The song is also about my fear of that moment. The overwhelming feeling of denial throughout the song, the refusal to believe that it will happen. The line “Don’t leave me here again” rips through me because it’s a selfish moment. I don’t want to go through the pain that comes with losing him. It’s a song about fear. Fear of losing someone. Fear of who you will be without them. Yet, there is no avoiding those fears and the emotions that are dragged along with it. “There’s no way out.”

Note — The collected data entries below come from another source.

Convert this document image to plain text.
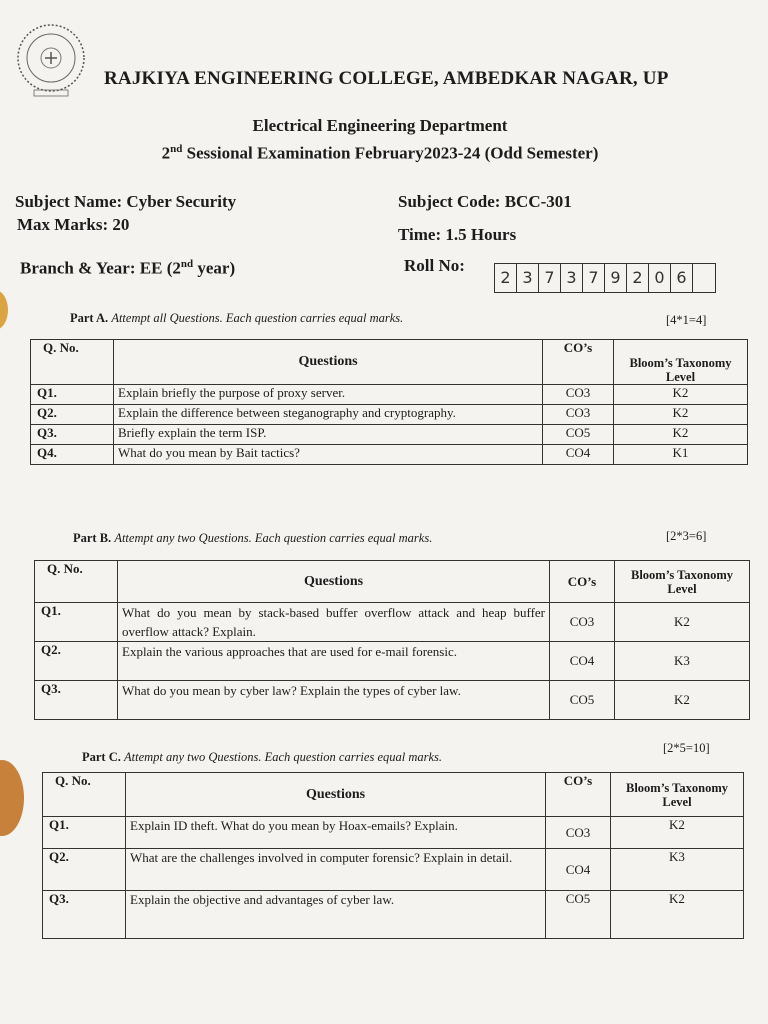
RAJKIYA ENGINEERING COLLEGE, AMBEDKAR NAGAR, UP
Electrical Engineering Department
2nd Sessional Examination February2023-24 (Odd Semester)
Subject Name: Cyber Security	Subject Code: BCC-301
Max Marks: 20
Time: 1.5 Hours
Branch & Year: EE (2nd year)	Roll No:
2 3 7 3 7 9 2 0 6
Part A. Attempt all Questions. Each question carries equal marks.	[4*1=4]
Q. No.	Questions	CO’s	Bloom’s Taxonomy Level
Q1.	Explain briefly the purpose of proxy server.	CO3	K2
Q2.	Explain the difference between steganography and cryptography.	CO3	K2
Q3.	Briefly explain the term ISP.	CO5	K2
Q4.	What do you mean by Bait tactics?	CO4	K1
Part B. Attempt any two Questions. Each question carries equal marks.	[2*3=6]
Q. No.	Questions	CO’s	Bloom’s Taxonomy Level
Q1.	What do you mean by stack-based buffer overflow attack and heap buffer overflow attack? Explain.	CO3	K2
Q2.	Explain the various approaches that are used for e-mail forensic.	CO4	K3
Q3.	What do you mean by cyber law? Explain the types of cyber law.	CO5	K2
Part C. Attempt any two Questions. Each question carries equal marks.
[2*5=10]
Q. No.	Questions	CO’s	Bloom’s Taxonomy Level
Q1.	Explain ID theft. What do you mean by Hoax-emails? Explain.	CO3	K2
Q2.	What are the challenges involved in computer forensic? Explain in detail.	CO4	K3
Q3.	Explain the objective and advantages of cyber law.	CO5	K2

As my dad also mentions, the song I, Grieve. It’s almost essential listening after No Way Out. It is the second part of the story. For all the denial and desperately holding on, death will happen but I, Grieve reminds us “Life carries on and on and on.” It’s important to not fear moments of darkness, sadness, and grief, but to embrace them as a testament to the love you feel. The most human thing we can do is love and lose.
I know someday, I will hold my dad’s hand for the last time just like he held his father’s and never regret any of the time we had together. Today, I will call him and tell him how much I love him. Writing this is a moment of connection for us. We got to spend the day emotionally wrecked by a song while being over 400 miles apart. In the fear and darkness of the future, I make sure to leave room for moments like this. So when the darkness closes in, my grief will be made of love.